Le procès s'est tenu toute la journée à Châlons-en-Champagne, en présence de dizaines de victimes.
"Assemblage 20% de raisins 80% de misère" et "Prestataires = fossoyeurs de la Champagne" pouvait-on lire sur des banderoles lors d'un rassemblement organisé par la CGT devant le tribunal jeudi matin.
Les réquisitions les plus lourdes visent la gérante de la société de prestations viticoles Anavim, qui les a écoutées en pleurs.
Outre la traite d'êtres humains, cette quadragénaire originaire du Kirghizistan est jugée pour travail dissimulé, emploi d'étrangers sans autorisation de travail salarié, soumission de personnes vulnérables à des conditions d'hébergement indignes, avec une rétribution inexistante ou insuffisante.
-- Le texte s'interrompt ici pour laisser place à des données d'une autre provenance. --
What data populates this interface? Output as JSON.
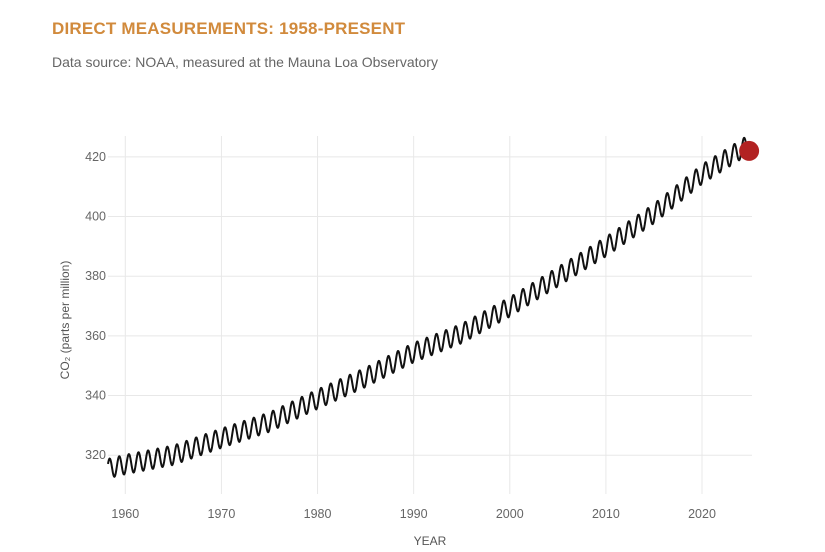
{
  "header": {
    "title": "DIRECT MEASUREMENTS: 1958-PRESENT",
    "subtitle": "Data source: NOAA, measured at the Mauna Loa Observatory"
  },
  "colors": {
    "title": "#d18a3c",
    "line": "#111111",
    "grid": "#e8e8e8",
    "marker": "#b22222"
  },
  "chart_data": {
    "type": "line",
    "title": "DIRECT MEASUREMENTS: 1958-PRESENT",
    "subtitle": "Data source: NOAA, measured at the Mauna Loa Observatory",
    "xlabel": "YEAR",
    "ylabel": "CO₂ (parts per million)",
    "xlim": [
      1958.2,
      2025.2
    ],
    "ylim": [
      307,
      427
    ],
    "xticks": [
      1960,
      1970,
      1980,
      1990,
      2000,
      2010,
      2020
    ],
    "yticks": [
      320,
      340,
      360,
      380,
      400,
      420
    ],
    "grid": true,
    "legend": "none",
    "series": [
      {
        "x": [
          1958.2,
          1960,
          1965,
          1970,
          1975,
          1980,
          1985,
          1990,
          1995,
          2000,
          2005,
          2010,
          2015,
          2020,
          2024.8
        ],
        "y": [
          315.5,
          316.9,
          320.0,
          325.7,
          331.1,
          338.8,
          346.1,
          354.4,
          360.8,
          369.7,
          379.8,
          389.9,
          401.0,
          414.2,
          424.0
        ],
        "seasonal_amplitude_ppm": 6.5
      }
    ],
    "annotations": [
      {
        "type": "marker",
        "x": 2024.9,
        "y": 422
      }
    ]
  }
}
S'exprimant avec l'aide d'une traductrice, elle a nié farouchement être à l'origine des conditions d'hébergement des vendangeurs, renvoyant la balle aux deux autres prévenus, deux trentenaires accusés d'avoir participé à leur recrutement en Ile-de-France.
La société Anavim et une coopérative vinicole de la Marne, la SARL Cerseuillat de la Gravelle, sont également poursuivies comme personnes morales.
Le procureur a demandé la dissolution d'Anavim et une amende de 200.000 euros pour la coopérative vinicole, soulignant que les prix "extrêmement concurrentiels" pratiqués par la gérante d'Anavim avaient séduit des prestataires peu scrupuleux.
En septembre 2023, l'inspection du travail avait procédé à un contrôle de l'hébergement des travailleurs et constaté des conditions de vie portant "gravement atteinte" à leur sécurité, leur santé et leur dignité, selon le parquet.
Leur hébergement collectif à Nesle-le-Repons, au sud-ouest de Reims, avait ensuite été fermé par la préfecture, qui y avait constaté "des literies de fortune", "l'état répugnant des toilettes, sanitaires et lieux communs" et des installations électriques dangereuses.
- "Comme des esclaves" -
"Ils nous mettent dans un bâtiment abandonné, pas de nourriture, pas d'eau, rien du tout. Et puis on nous amène (...) pour faire des vendanges de 5H00 du matin jusqu'à 6H00 du soir", a témoigné auprès de l'AFP Modibo Sidibe, une victime venue assister au procès en espérant que "justice soit faite".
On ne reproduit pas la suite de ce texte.